Medical debt is an ever increasing problem that is plaguing the U.S. With limited or unaffordable health care options pressuring the wallets of so many families, the sad truth is that thousands of families will be pushed into financial insolvency over medical bills this year. While the government looks for ways to alleviate the burden of healthcare costs, patients aren’t the only ones finding themselves in hardship over the healthcare crisis.
You might be surprised to learn that doctors, and even hospitals, aren’t profiting from the costs of your medical care as you might think.
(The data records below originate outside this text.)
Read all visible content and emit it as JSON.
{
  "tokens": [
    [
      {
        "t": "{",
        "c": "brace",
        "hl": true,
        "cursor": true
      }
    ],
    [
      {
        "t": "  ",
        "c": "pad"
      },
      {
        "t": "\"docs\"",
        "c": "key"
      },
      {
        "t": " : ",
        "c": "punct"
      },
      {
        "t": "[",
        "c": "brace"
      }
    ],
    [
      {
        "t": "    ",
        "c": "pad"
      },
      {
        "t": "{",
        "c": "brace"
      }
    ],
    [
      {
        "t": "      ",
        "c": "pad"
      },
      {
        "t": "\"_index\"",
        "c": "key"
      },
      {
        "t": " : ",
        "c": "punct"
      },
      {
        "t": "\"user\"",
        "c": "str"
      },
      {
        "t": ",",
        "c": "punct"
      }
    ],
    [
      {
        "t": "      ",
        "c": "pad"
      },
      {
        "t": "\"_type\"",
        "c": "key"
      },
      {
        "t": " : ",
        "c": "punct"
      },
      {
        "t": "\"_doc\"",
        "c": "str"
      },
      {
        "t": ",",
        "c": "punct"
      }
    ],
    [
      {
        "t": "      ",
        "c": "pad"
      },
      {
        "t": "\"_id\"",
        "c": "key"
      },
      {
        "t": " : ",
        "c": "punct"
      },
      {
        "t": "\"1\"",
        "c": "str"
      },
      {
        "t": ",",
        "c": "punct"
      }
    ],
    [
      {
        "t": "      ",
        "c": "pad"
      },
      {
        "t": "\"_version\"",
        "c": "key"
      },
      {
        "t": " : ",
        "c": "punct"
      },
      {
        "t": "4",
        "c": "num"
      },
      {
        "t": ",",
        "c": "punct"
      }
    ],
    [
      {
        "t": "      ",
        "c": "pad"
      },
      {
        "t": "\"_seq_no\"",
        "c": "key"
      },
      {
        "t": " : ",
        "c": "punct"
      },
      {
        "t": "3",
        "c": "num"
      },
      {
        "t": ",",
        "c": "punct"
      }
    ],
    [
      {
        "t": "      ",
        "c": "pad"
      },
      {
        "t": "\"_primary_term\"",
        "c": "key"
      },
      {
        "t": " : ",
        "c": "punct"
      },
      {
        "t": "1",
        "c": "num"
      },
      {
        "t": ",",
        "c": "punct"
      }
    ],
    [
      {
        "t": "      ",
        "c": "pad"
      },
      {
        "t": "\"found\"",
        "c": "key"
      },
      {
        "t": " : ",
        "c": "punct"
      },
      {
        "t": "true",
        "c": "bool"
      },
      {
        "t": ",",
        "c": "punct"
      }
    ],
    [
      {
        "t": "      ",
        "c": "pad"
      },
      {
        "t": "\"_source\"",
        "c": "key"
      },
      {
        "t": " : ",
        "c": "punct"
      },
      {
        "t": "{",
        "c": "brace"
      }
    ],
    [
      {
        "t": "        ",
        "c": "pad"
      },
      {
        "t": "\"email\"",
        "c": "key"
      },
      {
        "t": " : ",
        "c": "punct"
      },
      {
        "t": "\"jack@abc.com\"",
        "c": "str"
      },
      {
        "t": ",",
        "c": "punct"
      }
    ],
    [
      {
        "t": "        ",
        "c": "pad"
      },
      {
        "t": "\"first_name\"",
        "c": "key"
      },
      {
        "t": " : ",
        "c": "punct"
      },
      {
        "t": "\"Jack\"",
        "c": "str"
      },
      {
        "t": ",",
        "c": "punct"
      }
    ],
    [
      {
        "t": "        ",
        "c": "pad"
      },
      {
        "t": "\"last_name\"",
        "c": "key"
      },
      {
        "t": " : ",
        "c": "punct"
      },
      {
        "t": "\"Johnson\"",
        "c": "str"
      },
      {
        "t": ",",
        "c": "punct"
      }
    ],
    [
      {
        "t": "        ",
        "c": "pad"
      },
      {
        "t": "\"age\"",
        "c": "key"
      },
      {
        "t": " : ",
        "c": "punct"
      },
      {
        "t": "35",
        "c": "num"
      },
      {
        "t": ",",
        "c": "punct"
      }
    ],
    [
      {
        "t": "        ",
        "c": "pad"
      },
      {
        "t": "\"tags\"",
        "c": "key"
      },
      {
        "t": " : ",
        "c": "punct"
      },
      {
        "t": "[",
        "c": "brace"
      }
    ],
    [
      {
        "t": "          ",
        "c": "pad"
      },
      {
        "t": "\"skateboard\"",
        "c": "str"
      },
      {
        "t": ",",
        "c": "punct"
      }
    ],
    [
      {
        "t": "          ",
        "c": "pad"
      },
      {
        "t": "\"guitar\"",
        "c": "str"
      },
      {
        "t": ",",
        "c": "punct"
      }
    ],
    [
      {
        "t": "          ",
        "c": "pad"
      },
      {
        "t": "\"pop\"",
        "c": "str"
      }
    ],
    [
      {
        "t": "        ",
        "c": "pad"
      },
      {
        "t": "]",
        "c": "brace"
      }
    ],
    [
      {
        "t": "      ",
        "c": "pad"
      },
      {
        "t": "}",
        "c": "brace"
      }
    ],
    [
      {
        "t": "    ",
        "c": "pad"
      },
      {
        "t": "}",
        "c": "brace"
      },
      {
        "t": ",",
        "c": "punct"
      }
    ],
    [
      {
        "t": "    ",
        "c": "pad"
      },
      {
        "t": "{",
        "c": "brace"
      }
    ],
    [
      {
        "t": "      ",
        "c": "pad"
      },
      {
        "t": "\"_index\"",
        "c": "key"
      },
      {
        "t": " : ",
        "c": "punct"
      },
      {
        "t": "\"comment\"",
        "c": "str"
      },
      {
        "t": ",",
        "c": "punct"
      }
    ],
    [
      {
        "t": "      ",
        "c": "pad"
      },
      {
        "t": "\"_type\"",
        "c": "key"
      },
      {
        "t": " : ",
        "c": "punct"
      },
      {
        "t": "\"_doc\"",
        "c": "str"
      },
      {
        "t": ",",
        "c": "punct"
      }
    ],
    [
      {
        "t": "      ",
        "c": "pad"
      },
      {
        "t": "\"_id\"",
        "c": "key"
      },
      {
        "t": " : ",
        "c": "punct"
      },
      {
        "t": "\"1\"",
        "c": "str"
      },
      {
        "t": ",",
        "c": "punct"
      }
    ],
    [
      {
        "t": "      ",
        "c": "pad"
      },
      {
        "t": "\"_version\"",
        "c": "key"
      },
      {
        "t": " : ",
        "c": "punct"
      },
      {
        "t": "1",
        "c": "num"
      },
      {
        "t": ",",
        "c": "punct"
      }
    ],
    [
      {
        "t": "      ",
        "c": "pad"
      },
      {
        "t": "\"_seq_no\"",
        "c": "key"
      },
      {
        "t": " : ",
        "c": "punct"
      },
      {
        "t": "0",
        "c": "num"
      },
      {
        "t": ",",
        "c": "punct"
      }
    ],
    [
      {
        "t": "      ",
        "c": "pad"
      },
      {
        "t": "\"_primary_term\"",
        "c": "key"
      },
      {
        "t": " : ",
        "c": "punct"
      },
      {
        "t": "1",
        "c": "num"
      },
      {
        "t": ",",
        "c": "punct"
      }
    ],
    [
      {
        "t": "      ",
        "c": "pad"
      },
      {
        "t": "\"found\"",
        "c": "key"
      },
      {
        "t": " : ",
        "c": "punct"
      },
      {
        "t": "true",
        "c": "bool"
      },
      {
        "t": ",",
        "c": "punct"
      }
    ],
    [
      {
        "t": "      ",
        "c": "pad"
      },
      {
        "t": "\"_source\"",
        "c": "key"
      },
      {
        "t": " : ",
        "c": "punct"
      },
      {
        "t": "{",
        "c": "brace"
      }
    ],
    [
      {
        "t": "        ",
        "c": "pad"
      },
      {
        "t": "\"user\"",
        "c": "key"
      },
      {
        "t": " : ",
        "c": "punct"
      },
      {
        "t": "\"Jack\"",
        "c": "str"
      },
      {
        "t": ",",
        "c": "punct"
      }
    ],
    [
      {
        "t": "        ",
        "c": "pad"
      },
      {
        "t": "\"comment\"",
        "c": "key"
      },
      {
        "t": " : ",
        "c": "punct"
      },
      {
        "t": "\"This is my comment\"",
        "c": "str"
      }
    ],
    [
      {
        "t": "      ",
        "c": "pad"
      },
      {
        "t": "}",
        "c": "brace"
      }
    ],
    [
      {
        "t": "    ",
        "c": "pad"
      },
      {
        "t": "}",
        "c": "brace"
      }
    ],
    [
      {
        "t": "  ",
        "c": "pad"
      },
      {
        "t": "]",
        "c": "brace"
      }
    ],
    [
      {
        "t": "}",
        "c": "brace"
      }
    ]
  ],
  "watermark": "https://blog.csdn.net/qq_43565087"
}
In fact, there has been an increasing trend in the number of medical practices closing their doors, hospitals seeking Chapter 11 and even doctors filing for personal bankruptcy as a result of the rising costs of medical treatment.
Florida bankruptcy courts have seen a significant increase in the number of medical professionals and practices seeking bankruptcy protection in recent years. So what exactly is going on? Doctors blame the consistently shrinking reimbursements from health insurance companies, changes in the regulations of qualifying health care conditions, the inflating costs of malpractice insurance and the ever increasing costs of medical business necessities like prescriptions and lab fees. When patients can’t afford to seek treatment doctors see a drop in cash paying customers and those that are covered aren’t returning as much in profits from insurance companies. The problem is similar to the economic challenges facing nearly every other industry in today’s wavering economy; instability and insecurity about the future.